Rendezvous mit Übermorgen
Goldpailletten an ihrem Dekolleté hatten sich zu einem Muster geordnet, so schien es Nicole jedenfalls. Sie erblickte einen Kopf darin, den Kopf einer großen Katze mit funkelnden Augen, und der scharfzahnige Mund bereit, sich zu öffnen.
Schließlich (und ihr erschien es wie eine Ewigkeit) spürte sie, dass sie sich wieder unter Kontrolle hatte. Sie blickte Francesca fest und zornig an. »Non voglio parlare di quello«, sagte sie gelassen. »Abbiarno terminato questa intervista!« Sie erhob sich, merkte, dass sie zitterte, und setzte sich wieder. Die Kameras liefen noch. Sie atmete mehrere Sekunden lang tief durch. Schließlich stand sie erneut auf und verließ das Behelfsstudio.
Sie wollte nur fliehen, dem allem entkommen, irgendwohin, wo sie mit ihren geheimsten Gefühlen allein sein konnte. Aber das erwies sich als unmöglich.
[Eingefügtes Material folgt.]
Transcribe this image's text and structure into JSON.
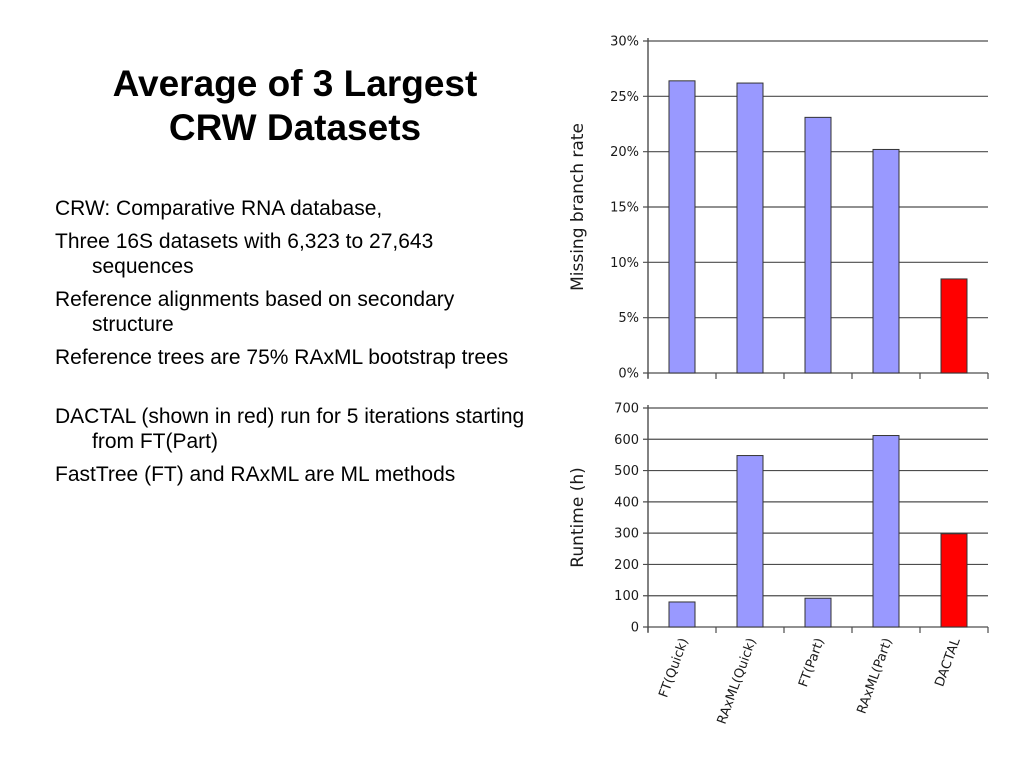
{
  "title": {
    "line1": "Average of 3 Largest",
    "line2": "CRW Datasets"
  },
  "bullets": [
    "CRW: Comparative RNA database,",
    "Three 16S datasets with 6,323 to 27,643 sequences",
    "Reference alignments based on secondary structure",
    "Reference trees are 75% RAxML bootstrap trees",
    "DACTAL (shown in red) run for 5 iterations starting from FT(Part)",
    "FastTree (FT) and RAxML are ML methods"
  ],
  "colors": {
    "method_bar": "#9999ff",
    "dactal_bar": "#ff0000",
    "grid": "#4d4d4d",
    "bar_stroke": "#333333"
  },
  "chart_data": [
    {
      "type": "bar",
      "categories": [
        "FT(Quick)",
        "RAxML(Quick)",
        "FT(Part)",
        "RAxML(Part)",
        "DACTAL"
      ],
      "values": [
        26.4,
        26.2,
        23.1,
        20.2,
        8.5
      ],
      "title": "",
      "xlabel": "",
      "ylabel": "Missing branch rate",
      "ylim": [
        0,
        30
      ],
      "yticks": [
        0,
        5,
        10,
        15,
        20,
        25,
        30
      ],
      "ytick_labels": [
        "0%",
        "5%",
        "10%",
        "15%",
        "20%",
        "25%",
        "30%"
      ],
      "bar_colors": [
        "#9999ff",
        "#9999ff",
        "#9999ff",
        "#9999ff",
        "#ff0000"
      ],
      "grid": true
    },
    {
      "type": "bar",
      "categories": [
        "FT(Quick)",
        "RAxML(Quick)",
        "FT(Part)",
        "RAxML(Part)",
        "DACTAL"
      ],
      "values": [
        80,
        548,
        92,
        612,
        298
      ],
      "title": "",
      "xlabel": "",
      "ylabel": "Runtime (h)",
      "ylim": [
        0,
        700
      ],
      "yticks": [
        0,
        100,
        200,
        300,
        400,
        500,
        600,
        700
      ],
      "ytick_labels": [
        "0",
        "100",
        "200",
        "300",
        "400",
        "500",
        "600",
        "700"
      ],
      "bar_colors": [
        "#9999ff",
        "#9999ff",
        "#9999ff",
        "#9999ff",
        "#ff0000"
      ],
      "grid": true
    }
  ]
}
Julien hatte sie am Arm ergriffen.
»Was für ein Miststück!«, sagte er und wies anklagend in Francescas Richtung. überall waren Leute, und sie redeten alle gleichzeitig. Es fiel Nicole schwer, in dem ganzen Wirrwarr ihr Seh- und Hörvermögen zu konzentrieren.
Aus der Ferne hörte sie Musik, die ihr vage vertraut erschien, doch sie war bereits halb vorbei, als sie das Lied erkannte: »Auld Lang Syne«. Julien hatte ihr den Arm umgelegt und sang herzhaft mit. Und er führte auch die Gruppe von etlichen zwanzig Leuten, die sich um sie geschart hatten, bei den letzten Worten an. Nicole summte den letzten Takt mechanisch mit und mühte sich, das Gleichgewicht zu halten. Plötzlich pressten sich feuchte Lippen und eine drängende Zunge gegen ihren Mund und versuchten ihre Lippen zu öffnen und einzudringen. Julien versuchte heftig sie zu küssen, überall machten Fotoreporter Schnappschüsse, der Lärm war unglaublich. Nicoles Kopf begann sich zu drehen, sie fürchtete gleich ohnmächtig zu werden. Heftig setzte sie sich zur Wehr und konnte sich schließlich aus Juliens Umklammerung befreien.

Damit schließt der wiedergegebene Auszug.